More than half of social care users do not feel supported, says charity

Social care services are crumbling under the pressure of cuts


Disability charity Scope has today submitted its report on social care to the Treasury, ahead of the government’s Spending Review on 25 November.

Scope is calling on the government to use the opportunity to invest in social services, based on their finding that 55 per cent of social care users say social care never supports their independence.

The report, entitled ‘Disabled people’s experiences of social care’, surveyed 515 disabled people in England about their experiences of social care before and after 2010.

 In the 2010 Spending Review the coalition made the decision to protect NHS spending from real terms cuts, but to leave social care exposed to the impact of a 40 per cent real-terms fall in financial support to local government. 

Since 2009/10, local authority spending on adult social care has fallen in real terms by about 17 per cent.

Scope’s report highlights the impact that spending cuts have had already. Among the key findings are that:

  • Just 18 per cent of social care users say services consistently support them to live as independently as possible. 55 per cent say social care never supports their independence.
  • 27 per cent feel services consistently support their day to day living needs, with 38 per cent saying this never happens.
  • More than half of social care users under 35 want help with working or jobseeking, but only 15 per cent are currently getting support with working and only
    13 per cent are getting support with jobseeking.

Changes since 2010:

  • 36 per cent of disabled social care users say support has become worse since 2010. 19 per cent say support has improved
  • 29 per cent of social care users say their hours of support have been cut, while 24 per cent say their hours have been increased.
  • 83 per cent of those whose hours of support have been cut say they now do not get enough support through their care package

The people surveyed meant a variety of different things when they talked about lack of support. Many described the disparity between what was included in their care plans and what they actually experienced, like Frank who said:

“Sessions in the care plan are 30 minutes, but actual visits got shorter after the first few weeks, sometimes less than 15 minutes (for a bath!). When the first girl was introduced, she listened to some pointers and issues, but sometimes people turn up I’ve never met before who don’t seem to have any idea what it says in the plan.”

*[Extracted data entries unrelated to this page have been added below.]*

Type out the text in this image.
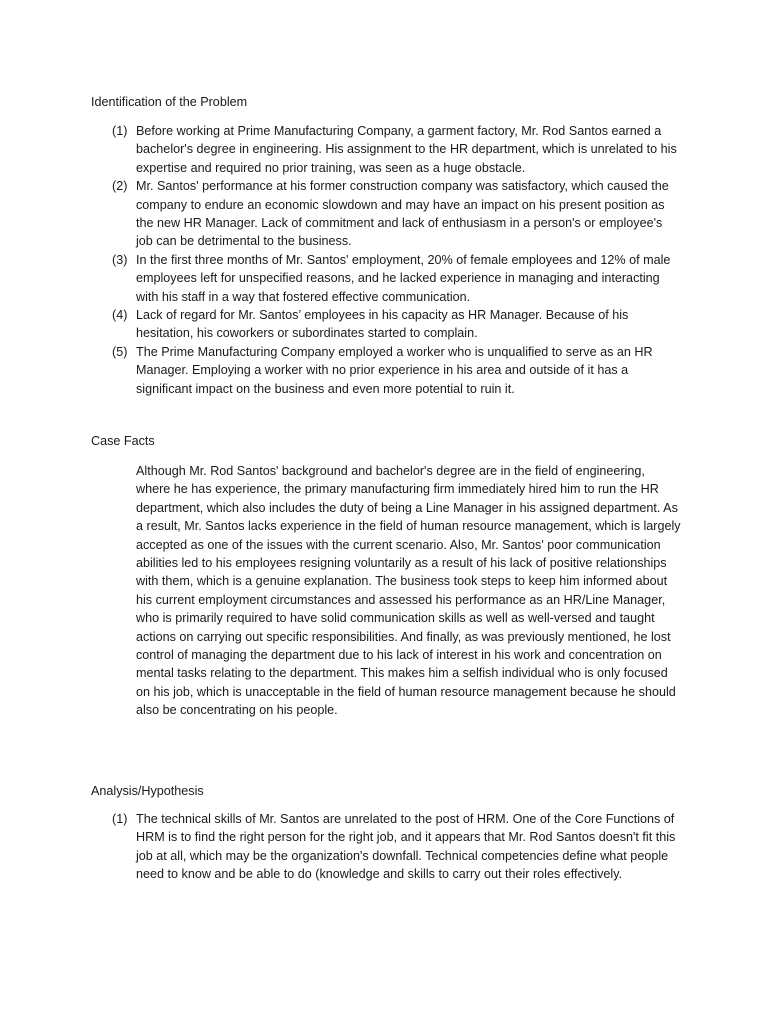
Identification of the Problem
(1) Before working at Prime Manufacturing Company, a garment factory, Mr. Rod Santos earned a bachelor's degree in engineering. His assignment to the HR department, which is unrelated to his expertise and required no prior training, was seen as a huge obstacle.
(2) Mr. Santos' performance at his former construction company was satisfactory, which caused the company to endure an economic slowdown and may have an impact on his present position as the new HR Manager. Lack of commitment and lack of enthusiasm in a person's or employee's job can be detrimental to the business.
(3) In the first three months of Mr. Santos' employment, 20% of female employees and 12% of male employees left for unspecified reasons, and he lacked experience in managing and interacting with his staff in a way that fostered effective communication.
(4) Lack of regard for Mr. Santos’ employees in his capacity as HR Manager. Because of his hesitation, his coworkers or subordinates started to complain.
(5) The Prime Manufacturing Company employed a worker who is unqualified to serve as an HR Manager. Employing a worker with no prior experience in his area and outside of it has a significant impact on the business and even more potential to ruin it.
Case Facts

Although Mr. Rod Santos' background and bachelor's degree are in the field of engineering, where he has experience, the primary manufacturing firm immediately hired him to run the HR department, which also includes the duty of being a Line Manager in his assigned department. As a result, Mr. Santos lacks experience in the field of human resource management, which is largely accepted as one of the issues with the current scenario. Also, Mr. Santos' poor communication abilities led to his employees resigning voluntarily as a result of his lack of positive relationships with them, which is a genuine explanation. The business took steps to keep him informed about his current employment circumstances and assessed his performance as an HR/Line Manager, who is primarily required to have solid communication skills as well as well-versed and taught actions on carrying out specific responsibilities. And finally, as was previously mentioned, he lost control of managing the department due to his lack of interest in his work and concentration on mental tasks relating to the department. This makes him a selfish individual who is only focused on his job, which is unacceptable in the field of human resource management because he should also be concentrating on his people.

Analysis/Hypothesis
(1) The technical skills of Mr. Santos are unrelated to the post of HRM. One of the Core Functions of HRM is to find the right person for the right job, and it appears that Mr. Rod Santos doesn't fit this job at all, which may be the organization's downfall. Technical competencies define what people need to know and be able to do (knowledge and skills to carry out their roles effectively.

Many respondents were dissatisfied with the level of training and knowledge of the carers allocated to them, like Omar who said:

 “I have been given reduced access to sign language professionals. There is a clear lack of understanding of my deafness.”

Others were concerned that their care plans were not being updated according to their needs, like Laura who said:

“My support hours have been cut by 25 per cent, even though my needs have increased.”

Mark Atkinson, chief executive of Scope, said:

“Our findings show the horrific consequences that disabled people face as a result of our collapsing social care system.

“Disabled people have told us they are waiting fourteen hours to go to the toilet, sleeping in their clothes, unable to eat or wash and left socially isolated.”

In June council care bosses warned of £1bn worth of further cuts to social care services for older and disabled people. Atkinson warned that the social care gap is growing by ‘at least £700m a year because of increasing demand, higher care costs, the new living wage and a reduction in grants from central government to councils.’